It has been so hectic around here, more so than usual. I've been saying that I was dreading Father's Day since my dad passed in February. Well, the closer time came, the more hectic my schedule became. Wayne's and my birthdays, Mother's Day, a family wedding just this past Saturday, and getting the backyard prepared for a new patio.
I know now that I was thinking less and less about Father's Day. Even in making sure Matthew had Wayne a card and gift, the doom and gloom of grief didn't set in. Not until after my nephew's wedding Saturday evening. Then it hit me that I was fixing to have to face it. But, Sunday morning plans were hectic and rushed. I thought about my dad and was sad but I didn't have time to give myself a chance to sit and think about it and cry. Sunday afternoon came fast, then Sunday night church. Then it hit me like a ton of bricks!
My Monday plans all along were to go to his favorite restaurant, the one we met at every year, the Monday after Father's Day so I could buy his lunch and laugh and eat our favorites. Nobody was available to go with me, so I planned to go alone no matter what! Well, wouldn't you know the cement for our patio was scheduled for 9 a.m. this morning and Wayne wanted me to hurry in town and get back so maybe I could fix the crew a lunch.
That's where the title of this post comes from! Obstacles and A full schedule can be a good thing, On my way to town this morning I was praying and crying when God brought that to my mind. He put all of these activities, events, schedules upon me in the last few weeks so I would be able to make it through Father's Day. Now isn't that just like our Heavenly Father? He knows our every little need, He knows exactly what we need and He knows exactly how to deliver that need to us. I needed obstacles and a full schedule. I didn't need to go today and cry my way through a lunch just because I thought I wanted to do it in my dad's memory, I didn't need to have a melt down yesterday and not be with my 2 favorite guys enjoying ourselves. I love and miss my dad very much, but he is in Heaven. He is happy, healthy, pain free and care free. I wouldn't want him back here suffering and constantly worrying about the future. I have the assurance of knowing that I will see him in Heaven one sweet day so I am not going to cry!
God is so wise and I love Him with my every breath.

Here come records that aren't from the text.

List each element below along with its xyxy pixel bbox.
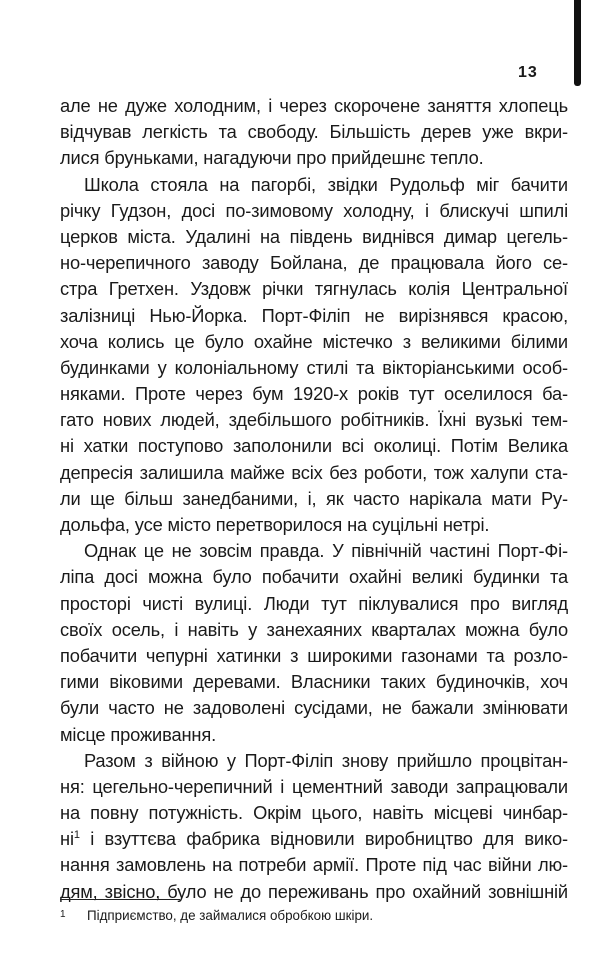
text-line: няками. Проте через бум 1920-х років тут оселилося ба- bbox=[60, 383, 568, 405]
text-line: церков міста. Удалині на південь виднівся димар цегель- bbox=[60, 225, 568, 247]
body-text bbox=[60, 93, 568, 905]
text-line: відчував легкість та свободу. Більшість дерев уже вкри- bbox=[60, 121, 568, 143]
text-line: просторі чисті вулиці. Люди тут піклувалися про вигляд bbox=[60, 592, 568, 614]
page-edge-bar bbox=[574, 0, 581, 86]
text-fragment: і взуттєва фабрика відновили виробництво для вико- bbox=[90, 828, 568, 850]
text-line: хоча колись це було охайне містечко з великими білими bbox=[60, 330, 568, 352]
page-number: 13 bbox=[518, 64, 538, 81]
text-line: дольфа, усе місто перетворилося на суцільні нетрі. bbox=[60, 514, 490, 535]
text-fragment: ні bbox=[60, 828, 74, 850]
text-line: Разом з війною у Порт-Філіп знову прийшло процвітан- bbox=[84, 749, 568, 771]
text-line: ня: цегельно-черепичний і цементний заводи запрацювали bbox=[60, 775, 568, 797]
text-line: гими віковими деревами. Власники таких будиночків, хоч bbox=[60, 671, 568, 693]
text-line: депресія залишила майже всіх без роботи, тож халупи ста- bbox=[60, 461, 568, 483]
text-line: стра Гретхен. Уздовж річки тягнулась колія Центральної bbox=[60, 278, 568, 300]
footnote-divider bbox=[60, 899, 180, 900]
text-line: побачити чепурні хатинки з широкими газонами та розло- bbox=[60, 644, 568, 666]
text-line: але не дуже холодним, і через скорочене заняття хлопець bbox=[60, 95, 568, 116]
text-line: Однак це не зовсім правда. У північній частині Порт-Фі- bbox=[84, 540, 568, 562]
text-line: ли ще більш занедбаними, і, як часто нарікала мати Ру- bbox=[60, 487, 568, 509]
text-line: ліпа досі можна було побачити охайні великі будинки та bbox=[60, 566, 568, 588]
text-line: на повну потужність. Окрім цього, навіть місцеві чинбар- bbox=[60, 802, 568, 824]
text-line: залізниці Нью-Йорка. Порт-Філіп не вирізнявся красою, bbox=[60, 304, 568, 326]
text-line: нання замовлень на потреби армії. Проте під час війни лю- bbox=[60, 854, 568, 876]
text-line: лися бруньками, нагадуючи про прийдешнє тепло. bbox=[60, 147, 484, 169]
footnote-mark: 1 bbox=[60, 909, 66, 920]
text-line: були часто не задоволені сусідами, не бажали змінювати bbox=[60, 697, 568, 719]
text-line: гато нових людей, здебільшого робітників. Їхні вузькі тем- bbox=[60, 409, 568, 431]
text-line: дям, звісно, було не до переживань про охайний зовнішній bbox=[60, 880, 568, 902]
text-line: ні хатки поступово заполонили всі околиці. Потім Велика bbox=[60, 435, 568, 457]
text-line-with-footnote bbox=[60, 826, 568, 852]
footnote-text: Підприємство, де займалися обробкою шкіри. bbox=[87, 908, 374, 923]
text-line: но-черепичного заводу Бойлана, де працювала його се- bbox=[60, 252, 568, 274]
text-line: річку Гудзон, досі по-зимовому холодну, і блискучі шпилі bbox=[60, 199, 568, 221]
footnote-reference: 1 bbox=[73, 829, 80, 842]
text-line: будинками у колоніальному стилі та вікторіанськими особ- bbox=[60, 356, 568, 378]
text-line: своїх осель, і навіть у занехаяних кварталах можна було bbox=[60, 618, 568, 640]
text-line: місце проживання. bbox=[60, 723, 217, 745]
text-line: Школа стояла на пагорбі, звідки Рудольф міг бачити bbox=[84, 173, 568, 195]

This is my 100th post. I thought about having a giveaway but have decided to wait until my one year bloggaversary. Thanks for stopping by Lillie Mae Acres and reading about my happy life on our little farm. Come back soon and know that I sure do appreciate you! I sure wish my Gooseberry Patch cookbook would come, I'm receiving it free since I have a recipe in it. I don't know the page number yet but it's my Georgia Tomato Roast in the slowcooker.